If recovery were a thing, it might get written up into a technique. But as soon as an experience or process becomes a technique, people start quibbling about whether the technique adequately embodies the process, and about the wording of the instructions that go with it. Technique-users who go through the motions would have the experience of following instructions. Would technique-users find recovery? Maybe sometimes.

Mental health recovery as a concept (note: a concept is a thing) started as a revolution, a liberation movement from institutionalization. Institutionalization steals people’s decision-making capacity. It is inherently coercive. Inmates are controlled. That’s the whole point of living locked down,  observed 24/7, shackled,  restrained, the usual process through the 1960s, 1970s, some places even today.  Recovery showed up as the process of getting power back. The context of institutionalization may offer some historical context, but is now understood to be optional.

A person can experience recovery no matter what the starting point.

Recovery is people achieving success, the way that works for them.

Institutions have trouble understanding recovery because they are optimized to deliver things. Clinical things. Technical processes accumulate around those things. People test for consistency in delivery. Institutions have outcomes, logic models, levels of expertise, formality, rules, committees. People in the process of recovery may or may not have any of that.

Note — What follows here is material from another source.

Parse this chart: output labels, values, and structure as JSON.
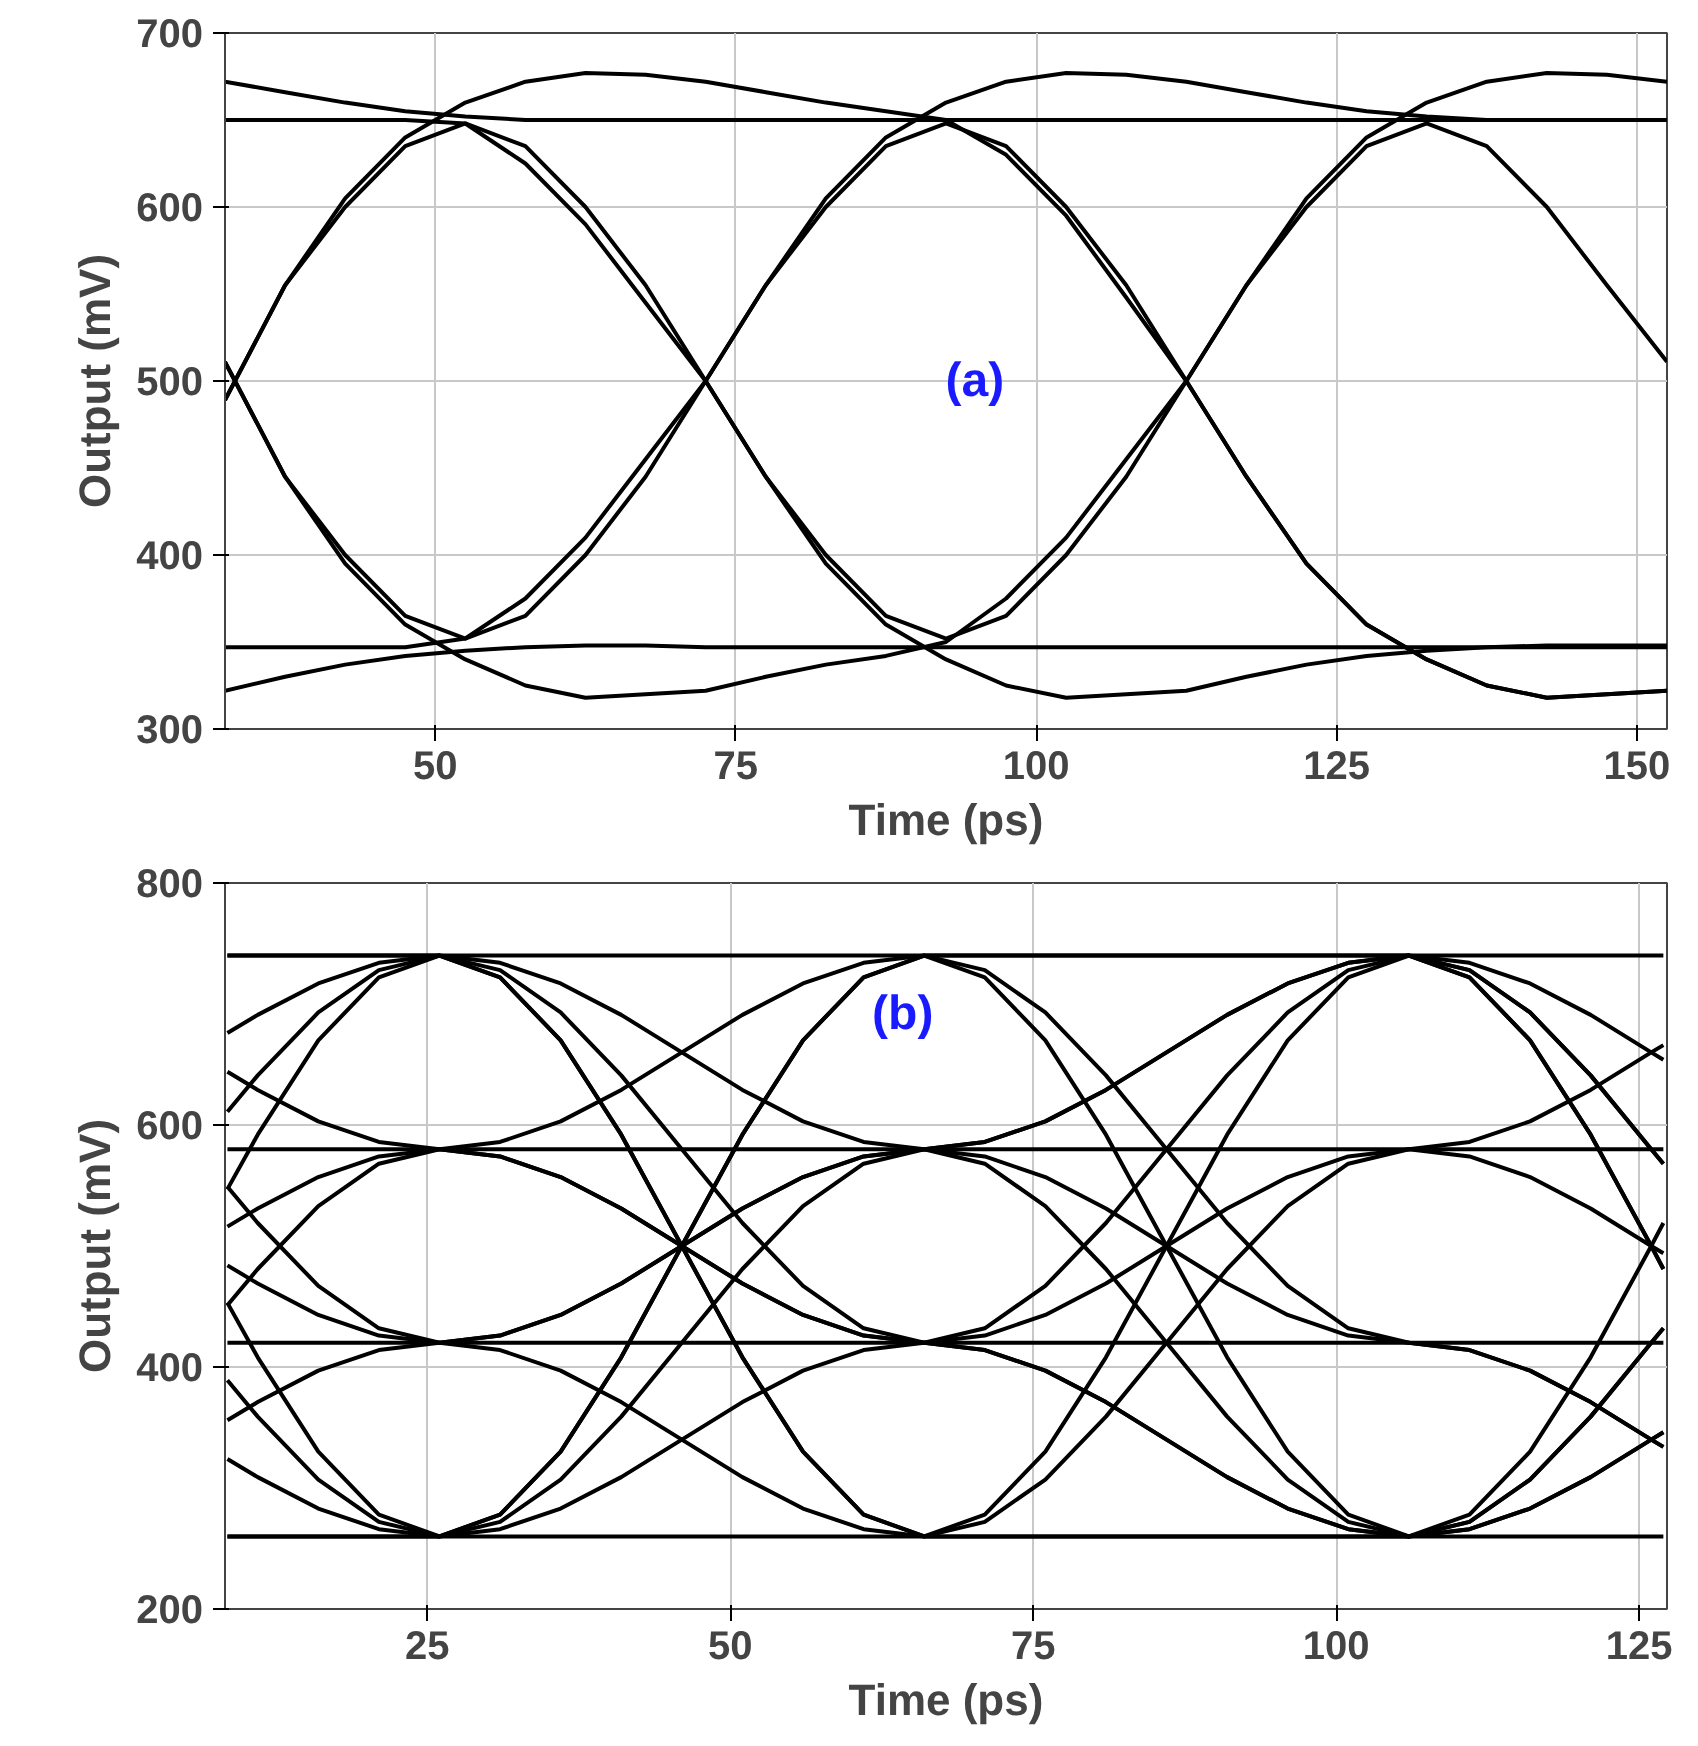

An institution that is truly recovery-oriented is more like a hair salon than a hospital. Do we ask hair salons to report on the amount and quality of beauty they delivered in the course of the last month? Hair salons have licensed experts and techniques. They try to deliver positive experiences. Many of the objects and materials in hair salons are sharp or toxic, so there are rules people follow, and procedures that make the visit safe for the customer. Big deal. When customers show up, they follow the rules, and often they get what they want. Not just the haircut, but the experience of it, and even more important, the experience that follows. A compliment, a feeling of confidence, a second date, a job.

During Recovery Month, look for people experiencing the process of recovery. What do you see going on?  It's always a process, never a thing,

I learned this notion, that processes are not things, from Dominic Barter, in the course of a conference call this past week.